I'm trying to understand this line of code. Can someone help me? Is it saving the result in the variable val or in the address of the variable val?

*((int*)(&val) +1)= A*(y) + (B - C)

Thank you

Answer 1

I hope others have answered your question. Adding to what others have said, the same code can be written as follows:

(int*)(&val)[1]= A*(y) + (B - C)

where (int*) will type cast &val as an implicit pointer to an integer which points to the address of val and [1] indicates the first integer location ahead of the location where val is stored.

This is how arrays are interpreted. Say you have an array

int a[10];

For this array, 'a' is a pointer which points to the base address ( address of the element a[0] ), and a[i] is nothing but *(a+i), i.e. the element which is i locations ahead of the first element of the array.

Answer 2

This is not correct code and you should never use it

Imagine this class:

class A {
    int number = 10;
    public:
    void print(){ std::cout << number; }
};

The int number is private for the access not the use!

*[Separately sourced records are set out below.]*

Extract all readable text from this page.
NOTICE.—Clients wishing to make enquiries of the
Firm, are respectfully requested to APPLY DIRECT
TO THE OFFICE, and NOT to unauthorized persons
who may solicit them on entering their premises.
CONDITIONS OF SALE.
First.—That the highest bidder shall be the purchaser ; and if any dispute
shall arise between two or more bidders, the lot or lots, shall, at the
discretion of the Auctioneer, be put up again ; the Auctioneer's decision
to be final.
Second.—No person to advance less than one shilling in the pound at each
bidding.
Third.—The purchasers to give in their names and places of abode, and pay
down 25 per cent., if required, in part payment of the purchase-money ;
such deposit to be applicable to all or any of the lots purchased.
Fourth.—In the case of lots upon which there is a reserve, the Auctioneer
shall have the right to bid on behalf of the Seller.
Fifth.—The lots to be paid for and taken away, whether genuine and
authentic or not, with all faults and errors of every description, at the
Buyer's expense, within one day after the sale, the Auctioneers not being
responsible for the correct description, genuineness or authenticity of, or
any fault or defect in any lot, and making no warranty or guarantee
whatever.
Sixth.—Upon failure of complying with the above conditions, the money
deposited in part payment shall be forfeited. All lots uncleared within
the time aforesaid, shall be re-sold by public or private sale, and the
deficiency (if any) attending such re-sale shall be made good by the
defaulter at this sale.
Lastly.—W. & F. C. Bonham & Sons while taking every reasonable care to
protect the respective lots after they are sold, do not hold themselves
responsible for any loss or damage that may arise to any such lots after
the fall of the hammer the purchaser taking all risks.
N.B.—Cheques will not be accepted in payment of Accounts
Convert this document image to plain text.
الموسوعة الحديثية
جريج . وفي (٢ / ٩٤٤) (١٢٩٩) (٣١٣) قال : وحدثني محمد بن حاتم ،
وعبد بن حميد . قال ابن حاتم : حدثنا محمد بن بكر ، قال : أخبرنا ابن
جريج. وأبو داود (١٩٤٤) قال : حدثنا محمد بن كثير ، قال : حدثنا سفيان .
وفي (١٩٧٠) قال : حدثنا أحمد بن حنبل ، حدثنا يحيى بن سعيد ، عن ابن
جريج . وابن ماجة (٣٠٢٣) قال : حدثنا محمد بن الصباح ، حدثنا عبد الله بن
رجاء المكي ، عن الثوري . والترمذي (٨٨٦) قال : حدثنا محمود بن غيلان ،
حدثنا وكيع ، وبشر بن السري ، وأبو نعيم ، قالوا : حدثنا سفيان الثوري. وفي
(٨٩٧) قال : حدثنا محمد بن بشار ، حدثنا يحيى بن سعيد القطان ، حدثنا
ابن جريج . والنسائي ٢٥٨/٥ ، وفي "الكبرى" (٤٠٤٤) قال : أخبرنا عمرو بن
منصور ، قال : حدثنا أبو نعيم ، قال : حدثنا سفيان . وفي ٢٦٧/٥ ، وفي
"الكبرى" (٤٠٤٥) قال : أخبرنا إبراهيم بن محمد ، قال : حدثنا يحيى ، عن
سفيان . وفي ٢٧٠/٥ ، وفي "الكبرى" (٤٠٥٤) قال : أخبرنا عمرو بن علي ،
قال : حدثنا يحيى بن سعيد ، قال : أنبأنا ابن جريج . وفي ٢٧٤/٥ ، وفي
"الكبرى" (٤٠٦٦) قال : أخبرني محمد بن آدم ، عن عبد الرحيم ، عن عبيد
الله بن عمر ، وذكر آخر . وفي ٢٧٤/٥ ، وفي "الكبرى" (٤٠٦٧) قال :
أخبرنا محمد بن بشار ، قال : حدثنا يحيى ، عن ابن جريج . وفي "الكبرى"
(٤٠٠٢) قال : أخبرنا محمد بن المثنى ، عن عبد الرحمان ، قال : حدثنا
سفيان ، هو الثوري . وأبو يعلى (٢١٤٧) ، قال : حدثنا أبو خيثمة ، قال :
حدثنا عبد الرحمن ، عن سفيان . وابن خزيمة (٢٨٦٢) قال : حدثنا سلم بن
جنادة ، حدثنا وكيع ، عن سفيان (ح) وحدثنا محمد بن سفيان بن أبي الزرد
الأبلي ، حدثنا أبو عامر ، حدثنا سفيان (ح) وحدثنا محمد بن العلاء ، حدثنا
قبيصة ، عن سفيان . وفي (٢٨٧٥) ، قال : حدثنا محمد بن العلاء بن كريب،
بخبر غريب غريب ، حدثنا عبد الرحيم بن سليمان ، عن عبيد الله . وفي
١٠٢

So how can we access this private int.

Simply:

A obj;
*( (int*) ( &obj ) ) = 100;
obj.print();

output

100

---

demo

Now if you would have more than one data then how to access?

by this syntax:
*((int*)(&val) +1)

It says:
find the address of the first data,
one index go ahead,
cast it to the int*,
then dereference it,
then initialize it

Answer 3

Divide expression *((int*)(&val) +1) into smaller ones to understand it:

1. take address of val (&val) and treat it as a pointer to an int (int *)
2. add 1 +1 to this pointer which means 'move pointer to next int' as it was an array of ints.
3. finaly by combining * and = apply right hand side expression to int pointed by pointer.

Answer 4

&val take the address of val
(int*)(&val) consider this address as a pointer to int
(int*)(&val) +1 increment this address by 1 (times sizeof(int))
*((int*)(&val) +1) = ... assign the right hand side value at this incremented address

Answer 5

It is interpreting val as if it was an array of integers, and storing the result of the right hand expression in its second element. To understand exactly the point of it all you should provide some more context (my guess: is it manipulating the raw content of double values?)

Notice that, depending on the type of val, this may be undefined behavior due to strict aliasing rules.